I picked a lot of Fuyu fruits from my neighbors tree that broke in half from the weight of the fruits. This tree had over 200 lbs of fruits.
Unfortunately Fuyu/Jiro does this. It overbears, breaks branches and then hardly bears the next year.
If I pick mine at that color they will not fully ripen.
thats more orange than the ones that come here from california
Perhaps I haven’t eaten enough varieties at their prime to have a fair comparison. I love Triumph and Rojo Brillante, but I can’t grow them in my climate. They are very sweet, juicy and refreshing, but they don’t have unique, sharp flavors like Adriatic and I-258 figs for instance.
Yes, probably true. But if you look at the bottom side (leaf?), I can usually tell if they will ripen off the tree. If they have mostly light yellow orange color then it will be fine. But if it has no yellow or orange color on this side then it may not ripen on the counter and instead just get softer.
I will report back on the ripening in 3-5 days. I plan to dehydrate most of the fruits that I can’t give away and will use the ones that doesn’t have the color on the bottom end first. I thought I read somewhere that for dehydrating it, the not fully ripe ones will still taste good.
Yes, persimmons don’t have a sharp or acidic flavor – that is true.
But they compensate with high sweetness and very interesting aroma – butterscotch and rum. In the case of PVNA persimmons, they taste like sapodilla.
Usually the PCNA persimmons are quite boring and I would take most well ripened figs over those.
Ouch.
Yes! So amazing to grow something resembling a tropical fruit in the cold winter climate we have here in Pennsylvania without protection.
A species in the small genus Manilkara, a member of taxonomic order Ericales (Heather).
Re Kassandra: A slight change of plans . . . Tomorrow is the last day forecasted to exceed 60 F, so I can’t realistically expect warmth to push ripening much more. Then there will be a few nights down near freezing, which may damage the hanging fruit (?). Finally, I can see that leaves are falling quickly so they can’t be contributing anything.
So, I decided to pick most of my Kassandras today. I picked 85, left 8 on the tree just to see how they handle the cold. See the first picture below. Fruits averaged ~42 g, just slightly larger than some H63A picked too. Adding a few other Kassandra fruits that I had already eaten or given to friends makes a total crop ~100 in contrast with the >1200 that I picked last year.
I was hoping that the smaller crop would result in larger and tastier fruit. I did not get larger fruit but I did get tastier. One of the 85 fruits was slightly damaged near the base and had ripened ahead of the rest. See the 2nd picture (ripe fruit on the right). My wife and I ate it.
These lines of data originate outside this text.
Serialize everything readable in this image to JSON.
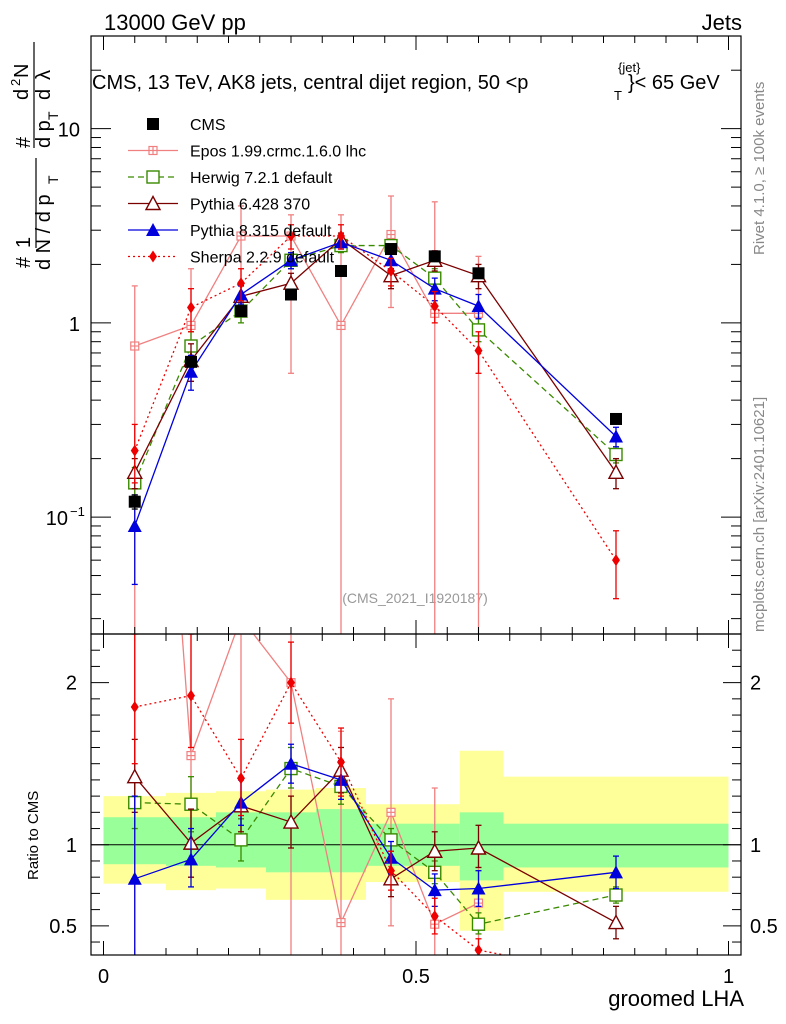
{
  "header": {
    "left": "13000 GeV pp",
    "right": "Jets",
    "title": "CMS, 13 TeV, AK8 jets, central dijet region, 50 <p",
    "title_sup": "{jet}",
    "title_sub": "T",
    "title_end": "}< 65 GeV",
    "side_top": "Rivet 4.1.0, ≥ 100k events",
    "side_bottom": "mcplots.cern.ch [arXiv:2401.10621]",
    "analysis": "(CMS_2021_I1920187)"
  },
  "chart_data": {
    "type": "line",
    "title": "CMS, 13 TeV, AK8 jets, central dijet region, 50 < pT jet < 65 GeV",
    "xlabel": "groomed LHA",
    "ylabel": "1/dN/dpT  d²N/dpT dλ",
    "ratio_ylabel": "Ratio to CMS",
    "xlim": [
      -0.02,
      1.02
    ],
    "ylim": [
      0.025,
      30
    ],
    "yscale": "log",
    "ratio_ylim": [
      0.32,
      2.3
    ],
    "x_ticks": [
      {
        "v": 0,
        "label": "0"
      },
      {
        "v": 0.5,
        "label": "0.5"
      },
      {
        "v": 1,
        "label": "1"
      }
    ],
    "y_ticks": [
      {
        "v": 0.1,
        "label": "10",
        "sup": "−1"
      },
      {
        "v": 1,
        "label": "1",
        "sup": ""
      },
      {
        "v": 10,
        "label": "10",
        "sup": ""
      }
    ],
    "ratio_ticks": [
      {
        "v": 0.5,
        "label": "0.5"
      },
      {
        "v": 1,
        "label": "1"
      },
      {
        "v": 2,
        "label": "2"
      }
    ],
    "bands": {
      "edges": [
        0,
        0.1,
        0.18,
        0.26,
        0.34,
        0.42,
        0.57,
        0.64,
        1.0
      ],
      "inner": [
        [
          0.88,
          1.17
        ],
        [
          0.87,
          1.17
        ],
        [
          0.86,
          1.2
        ],
        [
          0.83,
          1.2
        ],
        [
          0.83,
          1.22
        ],
        [
          0.87,
          1.13
        ],
        [
          0.78,
          1.2
        ],
        [
          0.86,
          1.13
        ]
      ],
      "outer": [
        [
          0.76,
          1.3
        ],
        [
          0.72,
          1.32
        ],
        [
          0.73,
          1.33
        ],
        [
          0.66,
          1.34
        ],
        [
          0.66,
          1.35
        ],
        [
          0.77,
          1.25
        ],
        [
          0.47,
          1.58
        ],
        [
          0.71,
          1.42
        ]
      ]
    },
    "series": [
      {
        "name": "CMS",
        "color": "#000000",
        "marker": "square-filled",
        "dash": "none",
        "x": [
          0.05,
          0.14,
          0.22,
          0.3,
          0.38,
          0.46,
          0.53,
          0.6,
          0.82
        ],
        "values": [
          0.12,
          0.63,
          1.15,
          1.4,
          1.85,
          2.4,
          2.2,
          1.8,
          0.32
        ],
        "ratio": [
          1,
          1,
          1,
          1,
          1,
          1,
          1,
          1,
          1
        ],
        "err_lo": [
          0.11,
          0.62,
          1.14,
          1.39,
          1.84,
          2.39,
          2.19,
          1.79,
          0.31
        ],
        "err_hi": [
          0.13,
          0.64,
          1.16,
          1.41,
          1.86,
          2.41,
          2.21,
          1.81,
          0.33
        ]
      },
      {
        "name": "Epos 1.99.crmc.1.6.0 lhc",
        "color": "#f08080",
        "marker": "cross-square",
        "dash": "none",
        "x": [
          0.05,
          0.14,
          0.22,
          0.3,
          0.38,
          0.46,
          0.53,
          0.6
        ],
        "values": [
          0.76,
          0.97,
          2.8,
          2.8,
          0.97,
          2.85,
          1.12,
          1.12
        ],
        "ratio": [
          6.3,
          1.55,
          2.4,
          2.0,
          0.52,
          1.2,
          0.51,
          0.64
        ],
        "err_lo": [
          0.001,
          0.5,
          1.6,
          0.55,
          0.001,
          1.2,
          0.001,
          0.001
        ],
        "err_hi": [
          1.55,
          1.9,
          4.0,
          3.6,
          3.6,
          4.5,
          4.2,
          2.2
        ],
        "ratio_err_lo": [
          0.3,
          0.8,
          1.4,
          0.3,
          0.3,
          0.5,
          0.3,
          0.3
        ],
        "ratio_err_hi": [
          9,
          2.5,
          3.4,
          2.5,
          1.7,
          1.9,
          1.35,
          1.0
        ]
      },
      {
        "name": "Herwig 7.2.1 default",
        "color": "#3a8a00",
        "marker": "square-open",
        "dash": "6,4",
        "x": [
          0.05,
          0.14,
          0.22,
          0.3,
          0.38,
          0.46,
          0.53,
          0.6,
          0.82
        ],
        "values": [
          0.15,
          0.76,
          1.15,
          2.1,
          2.5,
          2.5,
          1.7,
          0.92,
          0.21
        ],
        "ratio": [
          1.26,
          1.25,
          1.03,
          1.47,
          1.36,
          1.03,
          0.83,
          0.51,
          0.69
        ],
        "err_lo": [
          0.12,
          0.6,
          1.0,
          1.9,
          2.3,
          2.35,
          1.5,
          0.8,
          0.19
        ],
        "err_hi": [
          0.18,
          0.9,
          1.3,
          2.3,
          2.7,
          2.65,
          1.9,
          1.05,
          0.23
        ],
        "ratio_err_lo": [
          1.1,
          1.08,
          0.9,
          1.35,
          1.25,
          0.96,
          0.76,
          0.45,
          0.64
        ],
        "ratio_err_hi": [
          1.42,
          1.42,
          1.16,
          1.6,
          1.47,
          1.1,
          0.9,
          0.58,
          0.74
        ]
      },
      {
        "name": "Pythia 6.428 370",
        "color": "#7b0000",
        "marker": "triangle-open",
        "dash": "none",
        "x": [
          0.05,
          0.14,
          0.22,
          0.3,
          0.38,
          0.46,
          0.53,
          0.6,
          0.82
        ],
        "values": [
          0.17,
          0.64,
          1.37,
          1.6,
          2.7,
          1.75,
          2.1,
          1.75,
          0.17
        ],
        "ratio": [
          1.42,
          1.01,
          1.24,
          1.14,
          1.46,
          0.79,
          0.96,
          0.98,
          0.52
        ],
        "err_lo": [
          0.14,
          0.5,
          1.2,
          1.4,
          2.5,
          1.5,
          1.85,
          1.5,
          0.14
        ],
        "err_hi": [
          0.2,
          0.78,
          1.55,
          1.8,
          2.9,
          2.0,
          2.35,
          2.0,
          0.2
        ],
        "ratio_err_lo": [
          1.2,
          0.8,
          1.08,
          0.98,
          1.32,
          0.68,
          0.84,
          0.86,
          0.42
        ],
        "ratio_err_hi": [
          1.65,
          1.22,
          1.4,
          1.3,
          1.6,
          0.9,
          1.08,
          1.12,
          0.62
        ]
      },
      {
        "name": "Pythia 8.315 default",
        "color": "#0000dd",
        "marker": "triangle-filled",
        "dash": "none",
        "x": [
          0.05,
          0.14,
          0.22,
          0.3,
          0.38,
          0.46,
          0.53,
          0.6,
          0.82
        ],
        "values": [
          0.09,
          0.56,
          1.4,
          2.1,
          2.6,
          2.1,
          1.5,
          1.22,
          0.26
        ],
        "ratio": [
          0.79,
          0.91,
          1.26,
          1.5,
          1.4,
          0.92,
          0.72,
          0.73,
          0.83
        ],
        "err_lo": [
          0.045,
          0.45,
          1.25,
          1.9,
          2.4,
          1.9,
          1.3,
          1.05,
          0.23
        ],
        "err_hi": [
          0.13,
          0.68,
          1.55,
          2.3,
          2.8,
          2.3,
          1.7,
          1.4,
          0.29
        ],
        "ratio_err_lo": [
          0.3,
          0.74,
          1.12,
          1.38,
          1.28,
          0.82,
          0.62,
          0.62,
          0.73
        ],
        "ratio_err_hi": [
          1.3,
          1.1,
          1.4,
          1.62,
          1.52,
          1.02,
          0.82,
          0.84,
          0.93
        ]
      },
      {
        "name": "Sherpa 2.2.9 default",
        "color": "#ee0000",
        "marker": "diamond-filled",
        "dash": "2,3",
        "x": [
          0.05,
          0.14,
          0.22,
          0.3,
          0.38,
          0.46,
          0.53,
          0.6,
          0.82
        ],
        "values": [
          0.22,
          1.2,
          1.6,
          2.8,
          2.8,
          1.85,
          1.22,
          0.72,
          0.06
        ],
        "ratio": [
          1.85,
          1.92,
          1.41,
          2.0,
          1.51,
          0.84,
          0.56,
          0.35,
          0.19
        ],
        "err_lo": [
          0.15,
          0.9,
          1.3,
          2.4,
          2.4,
          1.55,
          1.0,
          0.55,
          0.038
        ],
        "err_hi": [
          0.3,
          1.5,
          1.9,
          3.2,
          3.2,
          2.15,
          1.45,
          0.9,
          0.085
        ],
        "ratio_err_lo": [
          1.5,
          1.6,
          1.18,
          1.75,
          1.3,
          0.72,
          0.45,
          0.28,
          0.1
        ],
        "ratio_err_hi": [
          2.3,
          2.3,
          1.65,
          2.25,
          1.72,
          0.96,
          0.67,
          0.42,
          0.28
        ]
      }
    ]
  }
}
It was tasty and non-astringent.
Our three take-aways were (1) Kassandra was sweeter and tastier than H63A, which we sampled side-by side; (2) Kassandra was definitely very good to eat; and (3) Kassandra’s taste was similar to Saiyo. My wife made this observation unprompted by me. I’m not saying that it was identical – and I need to eat more. But it seems to me that Kassandra provides a high quality PCA Kaki taste in a cold-hardy package.
If you have to choose, I suppose climate would drive the decision. Saiyo seems the better choice for warm weather growers; Kassandra seems the better choice for cold weather growers.
I admit (sheepishly) that I’ve ripened one Saiyo here ever and 3-4 Kassandra’s this year so far. So my sample sizes are really small.
I should add that I don’t think either 1200 fruits or 100 fruits is ideal. Well pruned and properly thinned, something around 300-500 seems sustainable on this modest tree.
My kassandra graft grew well this year… looking forward to trying those.
.
Given your experience plus what I’ve read elsewhere, I’ve decided I won’t be putting my Kassandra in the ground and will use the space for a pure virginiana instead. My parents have a Saijo that produces more than enough for everyone.
That’s a vote for variety, which I get. Lots of people prefer the flavor of better DV’s to the flavor of Kakis. Let us know which DV name you pick and how it works out for you.
The flavor of a cultivar can vary by climate. That is why each grower might wish to try multiple cultivars, and in the case of persimmons – cultivars of multiple species and interspecies hybrids.